A couple of quick contextual points. First, the projections cover ten years, a period when U.S. GDP is expected to total $228 trillion. When you want to make a budget number sound gigantic, always be sure to use the ten-year projections. And always use dollar amounts, because they sound heftier than the more honest measure, percentages of GDP.
Second, over 80% of the total, $15 trillion, comes from a single-payer health care financing system (officially known as H.R. 676, for its bill number in the House of Representatives). It would undeniably increase federal spending, but that increase would be heavily offset by a decline in spending on private insurance. According to the Congressional Budget Office, the federal government is slated to spend almost $15 trillion on health care between 2016 and 2025—but nonfederal spending will amount to nearly twice as much, $28 trillion. (This estimate is based on CBO numbers as well as the semi-official projections published in Health Affairs.) Single-payer would mostly be a substitute for, not an addition to, all that nonfederal spending (and almost certainly one that would be better at cost control). State and local governments, households, and private businesses would see their direct health care spending plummet.
And, while $15 trillion is a gigantic number, it’s 6.6% of projected GDP over the next ten years. Private spending on health care, assuming no major structural changes, is projected to be nearly twice that. With H.R. 676, it would be lots lower.

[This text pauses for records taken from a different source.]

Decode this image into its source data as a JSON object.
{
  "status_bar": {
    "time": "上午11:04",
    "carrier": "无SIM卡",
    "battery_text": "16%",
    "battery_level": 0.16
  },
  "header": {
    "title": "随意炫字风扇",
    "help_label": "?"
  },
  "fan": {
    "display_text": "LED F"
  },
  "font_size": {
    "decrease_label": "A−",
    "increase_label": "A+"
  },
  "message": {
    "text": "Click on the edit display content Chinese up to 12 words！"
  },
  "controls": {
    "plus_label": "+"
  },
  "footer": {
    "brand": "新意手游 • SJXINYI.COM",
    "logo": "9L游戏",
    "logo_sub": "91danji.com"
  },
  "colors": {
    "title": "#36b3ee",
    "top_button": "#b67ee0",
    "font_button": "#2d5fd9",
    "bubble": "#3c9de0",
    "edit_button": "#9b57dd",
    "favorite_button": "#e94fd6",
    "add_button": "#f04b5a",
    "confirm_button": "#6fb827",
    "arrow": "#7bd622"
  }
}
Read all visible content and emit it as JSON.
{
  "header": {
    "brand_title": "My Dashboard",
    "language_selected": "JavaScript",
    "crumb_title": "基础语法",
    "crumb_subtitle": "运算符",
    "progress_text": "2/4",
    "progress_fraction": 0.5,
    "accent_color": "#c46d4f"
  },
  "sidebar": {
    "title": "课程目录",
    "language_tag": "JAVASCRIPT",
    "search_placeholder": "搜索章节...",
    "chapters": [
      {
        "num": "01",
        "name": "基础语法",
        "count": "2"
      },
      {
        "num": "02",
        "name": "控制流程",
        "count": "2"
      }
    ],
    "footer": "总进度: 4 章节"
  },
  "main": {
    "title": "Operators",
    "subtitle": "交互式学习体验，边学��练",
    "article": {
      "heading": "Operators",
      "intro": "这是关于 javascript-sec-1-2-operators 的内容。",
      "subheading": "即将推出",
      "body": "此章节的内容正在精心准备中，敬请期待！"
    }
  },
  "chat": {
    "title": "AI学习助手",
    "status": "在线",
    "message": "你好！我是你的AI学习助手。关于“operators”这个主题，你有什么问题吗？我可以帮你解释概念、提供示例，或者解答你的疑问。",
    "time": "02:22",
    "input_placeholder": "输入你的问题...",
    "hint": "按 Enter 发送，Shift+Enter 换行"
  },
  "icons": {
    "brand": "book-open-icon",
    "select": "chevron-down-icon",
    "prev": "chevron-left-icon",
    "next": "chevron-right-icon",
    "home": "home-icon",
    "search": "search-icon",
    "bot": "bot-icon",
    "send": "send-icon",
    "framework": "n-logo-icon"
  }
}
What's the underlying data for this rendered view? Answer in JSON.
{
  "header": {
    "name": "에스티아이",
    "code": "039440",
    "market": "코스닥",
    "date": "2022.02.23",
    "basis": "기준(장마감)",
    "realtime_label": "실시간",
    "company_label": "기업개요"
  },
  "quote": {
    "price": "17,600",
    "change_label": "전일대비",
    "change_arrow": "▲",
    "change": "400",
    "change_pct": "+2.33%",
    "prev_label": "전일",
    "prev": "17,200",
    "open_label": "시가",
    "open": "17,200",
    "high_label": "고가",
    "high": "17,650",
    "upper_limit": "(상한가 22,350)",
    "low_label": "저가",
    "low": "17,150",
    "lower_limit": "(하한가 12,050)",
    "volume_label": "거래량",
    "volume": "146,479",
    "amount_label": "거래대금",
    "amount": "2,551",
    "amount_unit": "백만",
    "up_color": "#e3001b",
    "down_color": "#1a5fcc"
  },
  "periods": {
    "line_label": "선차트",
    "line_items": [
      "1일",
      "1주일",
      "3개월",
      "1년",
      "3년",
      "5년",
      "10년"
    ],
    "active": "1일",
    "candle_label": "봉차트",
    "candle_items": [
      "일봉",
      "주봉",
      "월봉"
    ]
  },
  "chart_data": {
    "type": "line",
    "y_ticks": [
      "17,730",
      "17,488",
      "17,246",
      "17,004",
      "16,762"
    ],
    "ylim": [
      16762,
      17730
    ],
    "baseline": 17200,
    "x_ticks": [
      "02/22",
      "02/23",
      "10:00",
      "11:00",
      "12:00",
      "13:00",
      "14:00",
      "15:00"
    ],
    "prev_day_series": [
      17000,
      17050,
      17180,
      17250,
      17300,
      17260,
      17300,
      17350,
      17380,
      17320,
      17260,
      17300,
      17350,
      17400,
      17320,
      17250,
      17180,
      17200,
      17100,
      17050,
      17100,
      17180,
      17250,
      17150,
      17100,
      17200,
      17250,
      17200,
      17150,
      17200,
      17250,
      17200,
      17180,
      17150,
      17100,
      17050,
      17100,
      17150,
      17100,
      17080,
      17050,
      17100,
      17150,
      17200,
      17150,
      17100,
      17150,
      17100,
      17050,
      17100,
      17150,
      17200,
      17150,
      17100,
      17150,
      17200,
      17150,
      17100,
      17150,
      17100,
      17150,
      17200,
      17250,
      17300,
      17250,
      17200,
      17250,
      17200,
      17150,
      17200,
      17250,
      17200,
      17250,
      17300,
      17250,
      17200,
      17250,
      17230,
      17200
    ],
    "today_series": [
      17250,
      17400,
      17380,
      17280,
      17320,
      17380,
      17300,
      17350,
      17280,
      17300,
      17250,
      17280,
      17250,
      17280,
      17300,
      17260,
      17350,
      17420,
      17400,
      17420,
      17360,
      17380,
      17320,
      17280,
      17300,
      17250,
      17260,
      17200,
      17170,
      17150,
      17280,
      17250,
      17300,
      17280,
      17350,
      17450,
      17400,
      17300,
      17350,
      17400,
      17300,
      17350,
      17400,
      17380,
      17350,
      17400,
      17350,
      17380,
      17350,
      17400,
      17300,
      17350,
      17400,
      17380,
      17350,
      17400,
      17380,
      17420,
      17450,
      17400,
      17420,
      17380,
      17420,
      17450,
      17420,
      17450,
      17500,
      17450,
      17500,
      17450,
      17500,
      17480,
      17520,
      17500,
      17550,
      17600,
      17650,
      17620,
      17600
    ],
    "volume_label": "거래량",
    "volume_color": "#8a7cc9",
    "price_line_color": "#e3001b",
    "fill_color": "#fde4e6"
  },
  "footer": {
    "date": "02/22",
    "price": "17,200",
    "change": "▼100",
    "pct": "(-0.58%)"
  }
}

After universal health care, the next-biggest item is increasing Social Security benefits and bolstering the system’s finances. That’s the prudent and civilized thing to do, and people should stop whining about it. Besides, Sanders’ proposal amounts to 0.5% of GDP over the ten-year period. That is not a large number—it’s a sixth the size of projected spending on the military. The rest of the agenda amounts to just over $2 trillion, or 1% of GDP. Again, that is not a large number. The college affordability component would, like health care, be a substitute for private spending.
So the price tag for Sanders vision of a more civilized society is actually quite small. Dream bigger, Bernie!